Früher hielt man Kreativität für göttliche Eingebung. Heute steht fest: Kreativität entsteht eindeutig in unserem Gehirn. Doch was passiert in unserem Kopf, wenn wir die Lösung für eine knifflige Aufgabe suchen?

Von: Jeanne Rubner/Constanze Alvarez

Stand: 28.12.2020 15:05 Uhr

Die gute Nachricht gleich vorweg: Klar - nicht jeder Mensch ist ein neuer Einstein, Picasso oder eine Anna Netrebko. Aber jeder Mensch kann kreativ sein, das ist in unserem Hirn so angelegt, erklärt die Psychologin und Kreativitätsforscherin Dr. Caroline di Bernhardi Luft von der Queen Mary University in London:

"Es gibt diesen Mythos, dass Menschen entweder kreativ sind oder nicht. Viele denken, sie seien nicht kreativ, wenn sie nicht künstlerisch begabt sind oder Musik komponieren können. Dabei sind wir alle auf die eine oder andere Weise kreativ."

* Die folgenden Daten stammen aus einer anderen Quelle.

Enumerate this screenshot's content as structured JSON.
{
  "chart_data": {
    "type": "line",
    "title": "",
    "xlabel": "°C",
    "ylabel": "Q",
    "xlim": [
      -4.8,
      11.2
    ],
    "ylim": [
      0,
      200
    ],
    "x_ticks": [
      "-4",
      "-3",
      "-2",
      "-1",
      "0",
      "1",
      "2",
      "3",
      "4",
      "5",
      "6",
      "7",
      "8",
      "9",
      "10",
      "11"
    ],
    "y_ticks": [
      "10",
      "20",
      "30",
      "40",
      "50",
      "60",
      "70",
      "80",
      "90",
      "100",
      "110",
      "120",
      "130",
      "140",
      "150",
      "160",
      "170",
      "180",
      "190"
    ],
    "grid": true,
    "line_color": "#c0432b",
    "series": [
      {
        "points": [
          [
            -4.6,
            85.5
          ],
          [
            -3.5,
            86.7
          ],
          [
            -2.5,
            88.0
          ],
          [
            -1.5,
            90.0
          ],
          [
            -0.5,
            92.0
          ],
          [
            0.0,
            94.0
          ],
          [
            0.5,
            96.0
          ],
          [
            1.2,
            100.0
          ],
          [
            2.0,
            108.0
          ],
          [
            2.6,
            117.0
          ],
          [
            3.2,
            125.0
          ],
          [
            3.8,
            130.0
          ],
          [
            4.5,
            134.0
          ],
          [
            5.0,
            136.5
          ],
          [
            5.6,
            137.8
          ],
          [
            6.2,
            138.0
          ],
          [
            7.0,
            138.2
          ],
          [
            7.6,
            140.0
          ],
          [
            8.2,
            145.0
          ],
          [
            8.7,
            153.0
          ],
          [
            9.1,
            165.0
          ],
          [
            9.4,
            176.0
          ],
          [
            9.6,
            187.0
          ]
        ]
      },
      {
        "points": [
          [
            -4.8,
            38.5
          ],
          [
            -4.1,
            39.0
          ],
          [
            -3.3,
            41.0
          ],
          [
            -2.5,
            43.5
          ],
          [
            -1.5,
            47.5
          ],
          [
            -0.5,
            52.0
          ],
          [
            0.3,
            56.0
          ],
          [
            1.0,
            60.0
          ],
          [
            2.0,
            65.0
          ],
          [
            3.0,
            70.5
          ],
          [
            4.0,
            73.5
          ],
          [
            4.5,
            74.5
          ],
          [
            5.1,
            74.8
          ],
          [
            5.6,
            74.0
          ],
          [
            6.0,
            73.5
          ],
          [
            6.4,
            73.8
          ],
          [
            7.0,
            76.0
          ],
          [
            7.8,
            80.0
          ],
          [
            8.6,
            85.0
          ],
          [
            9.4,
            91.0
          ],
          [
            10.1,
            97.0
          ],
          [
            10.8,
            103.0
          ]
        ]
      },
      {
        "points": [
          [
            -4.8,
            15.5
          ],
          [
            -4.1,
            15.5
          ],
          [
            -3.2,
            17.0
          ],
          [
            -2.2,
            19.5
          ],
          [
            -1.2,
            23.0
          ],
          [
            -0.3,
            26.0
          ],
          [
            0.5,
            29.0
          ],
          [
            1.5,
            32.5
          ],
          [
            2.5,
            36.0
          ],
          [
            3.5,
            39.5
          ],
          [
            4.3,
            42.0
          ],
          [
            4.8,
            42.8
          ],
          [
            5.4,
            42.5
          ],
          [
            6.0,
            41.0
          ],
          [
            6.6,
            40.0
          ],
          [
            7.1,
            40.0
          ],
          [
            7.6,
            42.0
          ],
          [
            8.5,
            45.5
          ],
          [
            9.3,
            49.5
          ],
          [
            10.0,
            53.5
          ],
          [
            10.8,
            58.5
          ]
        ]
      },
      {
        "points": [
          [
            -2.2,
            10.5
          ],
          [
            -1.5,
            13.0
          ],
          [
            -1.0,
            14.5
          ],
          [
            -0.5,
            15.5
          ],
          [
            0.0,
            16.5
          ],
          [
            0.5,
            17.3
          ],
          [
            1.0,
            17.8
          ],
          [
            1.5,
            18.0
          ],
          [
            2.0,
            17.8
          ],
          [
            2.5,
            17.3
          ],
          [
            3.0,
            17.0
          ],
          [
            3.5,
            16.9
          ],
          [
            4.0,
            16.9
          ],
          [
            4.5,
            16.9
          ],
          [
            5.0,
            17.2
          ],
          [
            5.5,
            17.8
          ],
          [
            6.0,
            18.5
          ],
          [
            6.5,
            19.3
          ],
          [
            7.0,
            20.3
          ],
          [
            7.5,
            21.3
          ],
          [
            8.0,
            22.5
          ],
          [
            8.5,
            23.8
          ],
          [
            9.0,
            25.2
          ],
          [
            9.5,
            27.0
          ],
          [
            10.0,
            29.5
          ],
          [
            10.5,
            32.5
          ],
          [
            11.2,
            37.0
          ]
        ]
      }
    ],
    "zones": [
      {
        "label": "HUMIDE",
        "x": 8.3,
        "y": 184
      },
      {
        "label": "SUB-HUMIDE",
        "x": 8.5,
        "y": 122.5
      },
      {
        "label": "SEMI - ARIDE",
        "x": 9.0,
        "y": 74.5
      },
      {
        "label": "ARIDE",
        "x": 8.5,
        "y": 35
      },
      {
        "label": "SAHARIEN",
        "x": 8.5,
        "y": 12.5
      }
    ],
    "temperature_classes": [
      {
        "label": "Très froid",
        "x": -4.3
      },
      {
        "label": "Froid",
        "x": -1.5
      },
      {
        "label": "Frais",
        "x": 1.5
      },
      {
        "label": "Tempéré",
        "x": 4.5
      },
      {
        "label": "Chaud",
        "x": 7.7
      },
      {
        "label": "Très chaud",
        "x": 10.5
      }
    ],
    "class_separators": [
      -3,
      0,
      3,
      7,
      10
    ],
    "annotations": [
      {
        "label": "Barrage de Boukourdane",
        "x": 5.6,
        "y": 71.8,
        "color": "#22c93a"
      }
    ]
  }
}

Dr. Caroline di Bernhardi Luft, Queen Mary University London

Kreativität - was ist das?

Über die Definition von Kreativität wird zwar viel diskutiert, doch Gehirnforscher und Psychologen sind sich einig: Alles was neuartig ist, originell und auch noch einen Zweck erfüllt, ist kreativ, sagt Prof. Martin Korte, Technische Universität Braunschweig

"Man kann das gut beschreiben an einem Chefkoch, der in einem Privathaushalt in einen Kühlschrank guckt und aus den Sachen, die er dort findet, ein Menü zaubert, wie das der Besitzer dieses Kühlschrankes sich wahrscheinlich nie hätte erträumen lassen."

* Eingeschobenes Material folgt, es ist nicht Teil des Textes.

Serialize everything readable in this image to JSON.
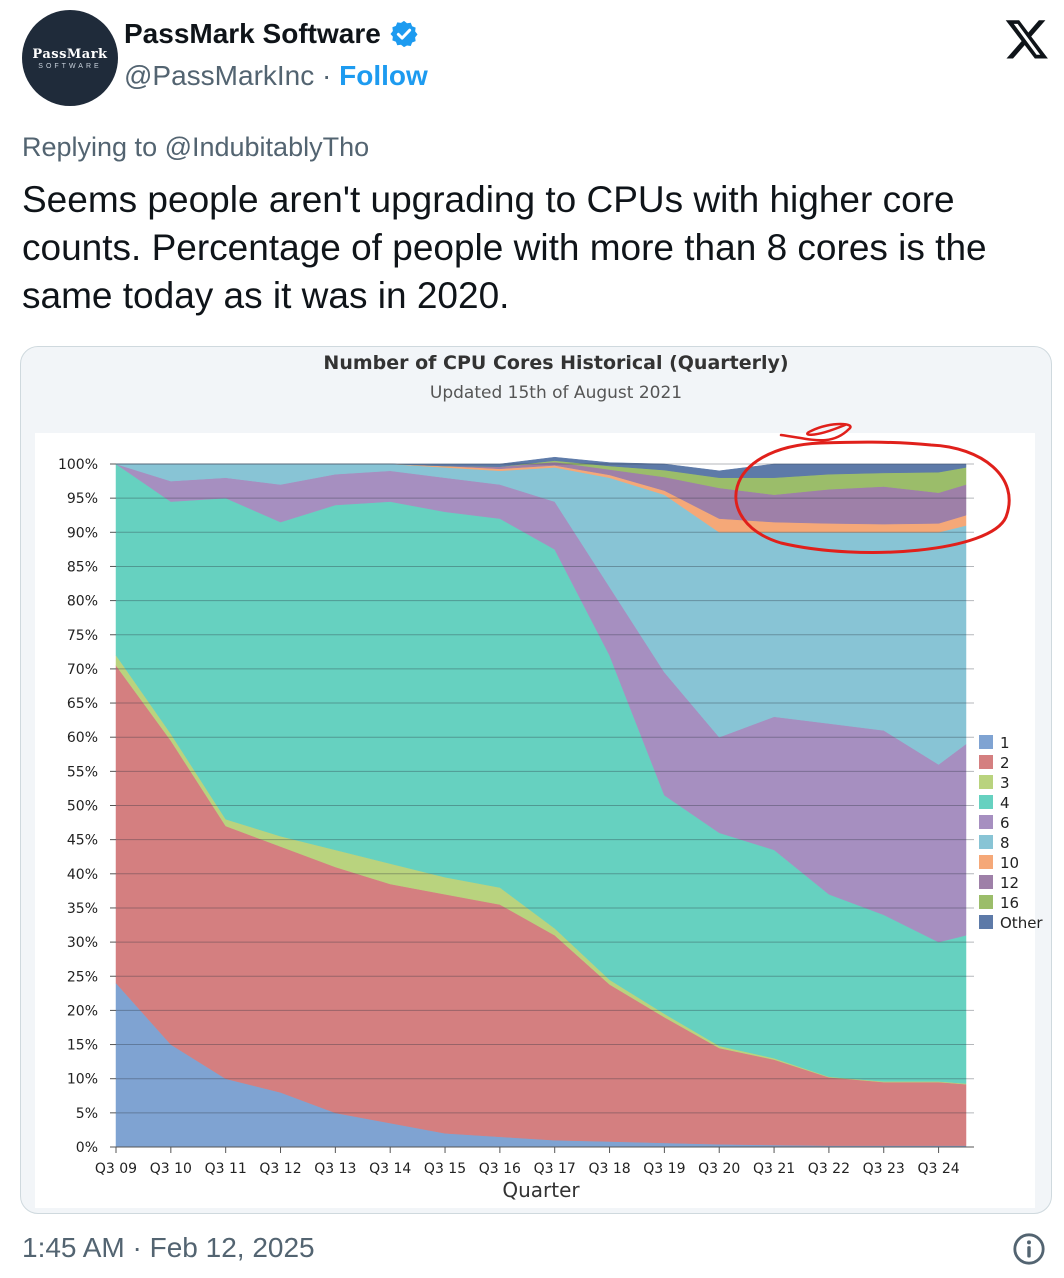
{
  "tweet": {
    "avatar_line1": "PassMark",
    "avatar_line2": "SOFTWARE",
    "display_name": "PassMark Software",
    "handle": "@PassMarkInc",
    "separator": " · ",
    "follow_label": "Follow",
    "replying_to": "Replying to @IndubitablyTho",
    "text": "Seems people aren't upgrading to CPUs with higher core counts. Percentage of people with more than 8 cores is the same today as it was in 2020.",
    "timestamp": "1:45 AM · Feb 12, 2025",
    "icons": [
      "verified-badge-icon",
      "x-logo-icon",
      "info-icon"
    ],
    "colors": {
      "follow": "#1d9bf0",
      "verified": "#1d9bf0",
      "annotation": "#e0201b"
    }
  },
  "chart_data": {
    "type": "area",
    "stacked": true,
    "title": "Number of CPU Cores Historical (Quarterly)",
    "subtitle": "Updated 15th of August 2021",
    "xlabel": "Quarter",
    "ylabel": "",
    "ylim": [
      0,
      100
    ],
    "y_ticks": [
      "0%",
      "5%",
      "10%",
      "15%",
      "20%",
      "25%",
      "30%",
      "35%",
      "40%",
      "45%",
      "50%",
      "55%",
      "60%",
      "65%",
      "70%",
      "75%",
      "80%",
      "85%",
      "90%",
      "95%",
      "100%"
    ],
    "x_tick_labels": [
      "Q3 09",
      "Q3 10",
      "Q3 11",
      "Q3 12",
      "Q3 13",
      "Q3 14",
      "Q3 15",
      "Q3 16",
      "Q3 17",
      "Q3 18",
      "Q3 19",
      "Q3 20",
      "Q3 21",
      "Q3 22",
      "Q3 23",
      "Q3 24"
    ],
    "x": [
      2009.0,
      2010.0,
      2011.0,
      2012.0,
      2013.0,
      2014.0,
      2015.0,
      2016.0,
      2017.0,
      2018.0,
      2019.0,
      2020.0,
      2021.0,
      2022.0,
      2023.0,
      2024.0,
      2024.5
    ],
    "legend_position": "right",
    "grid": true,
    "series": [
      {
        "name": "1",
        "color": "#7fa3d2",
        "values": [
          24,
          15,
          10,
          8,
          5,
          3.5,
          2,
          1.5,
          1,
          0.8,
          0.6,
          0.4,
          0.3,
          0.2,
          0.2,
          0.2,
          0.2
        ]
      },
      {
        "name": "2",
        "color": "#d47f80",
        "values": [
          46.5,
          44.5,
          37,
          36,
          36,
          35,
          35,
          34,
          30,
          23,
          18.4,
          14.1,
          12.5,
          10,
          9.3,
          9.3,
          9.0
        ]
      },
      {
        "name": "3",
        "color": "#b9d37e",
        "values": [
          1.5,
          1,
          1,
          1.5,
          2.5,
          3,
          2.5,
          2.5,
          1,
          0.7,
          0.5,
          0.3,
          0.2,
          0.1,
          0.1,
          0.1,
          0.1
        ]
      },
      {
        "name": "4",
        "color": "#66d1c0",
        "values": [
          28,
          34,
          47,
          46,
          50.5,
          53,
          53.5,
          54,
          55.5,
          47.5,
          32,
          31.2,
          30.5,
          26.7,
          24.4,
          20.4,
          21.7
        ]
      },
      {
        "name": "6",
        "color": "#a68fc0",
        "values": [
          0,
          3,
          3,
          5.5,
          4.5,
          4.5,
          5,
          5,
          7,
          10,
          18,
          14,
          19.5,
          25,
          27,
          26,
          28
        ]
      },
      {
        "name": "8",
        "color": "#88c4d5",
        "values": [
          0,
          2.5,
          2,
          3,
          1.5,
          1,
          1.5,
          2,
          5,
          16,
          26,
          30,
          27,
          28,
          29,
          34,
          32
        ]
      },
      {
        "name": "10",
        "color": "#f5a878",
        "values": [
          0,
          0,
          0,
          0,
          0,
          0,
          0.2,
          0.3,
          0.3,
          0.4,
          0.6,
          2,
          1.5,
          1.3,
          1.2,
          1.3,
          1.5
        ]
      },
      {
        "name": "12",
        "color": "#9e80a8",
        "values": [
          0,
          0,
          0,
          0,
          0,
          0,
          0,
          0.3,
          0.5,
          0.8,
          2,
          4.5,
          4,
          5,
          5.5,
          4.5,
          4.5
        ]
      },
      {
        "name": "16",
        "color": "#9bbd6a",
        "values": [
          0,
          0,
          0,
          0,
          0,
          0,
          0,
          0,
          0.2,
          0.5,
          1,
          1.5,
          2.5,
          2.2,
          2,
          3,
          2.5
        ]
      },
      {
        "name": "Other",
        "color": "#5d7aa8",
        "values": [
          0,
          0,
          0,
          0,
          0,
          0,
          0.3,
          0.4,
          0.5,
          0.5,
          0.9,
          1.0,
          2.0,
          1.5,
          1.3,
          1.2,
          0.5
        ]
      }
    ]
  }
}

Prof. Martin Korte, Gehirnforscher an der Technischen Universität Braunschweig

Denken in alle Richtungen – damit beginnt der kreative Prozess

Ganz gleich, ob wir unterwegs einen kaputten Reißverschluss reparieren müssen, einen Text verfassen oder ein wissenschaftliches Experiment durchführen wollen – am Anfang unserer Suche steht meistens ein brainstorming. Unser Hirn denkt in alle mögliche Richtungen, generiert eine Fülle von Ideen, die helfen könnten, das Problem zu lösen. Hirnforscher bezeichnen diesen Prozess als divergentes Denken. In einem zweiten Schritt wägen wir ab, sieben aus und entscheiden uns für die beste oder die vielversprechendste Idee. Aus dem Wechselspiel aus divergenten und konvergenten Denken entsteht Kreativität, so Prof. Martin Korte.

So muss ein Schriftsteller beispielsweise ständig Entscheidungen treffen: In welchem Ton soll die Geschichte geschrieben werden? Was sollen die Figuren erleben? Und wie geht das Ganze aus? Nicht zuletzt deswegen kann Schreiben eine kräftezehrende Angelegenheit sein.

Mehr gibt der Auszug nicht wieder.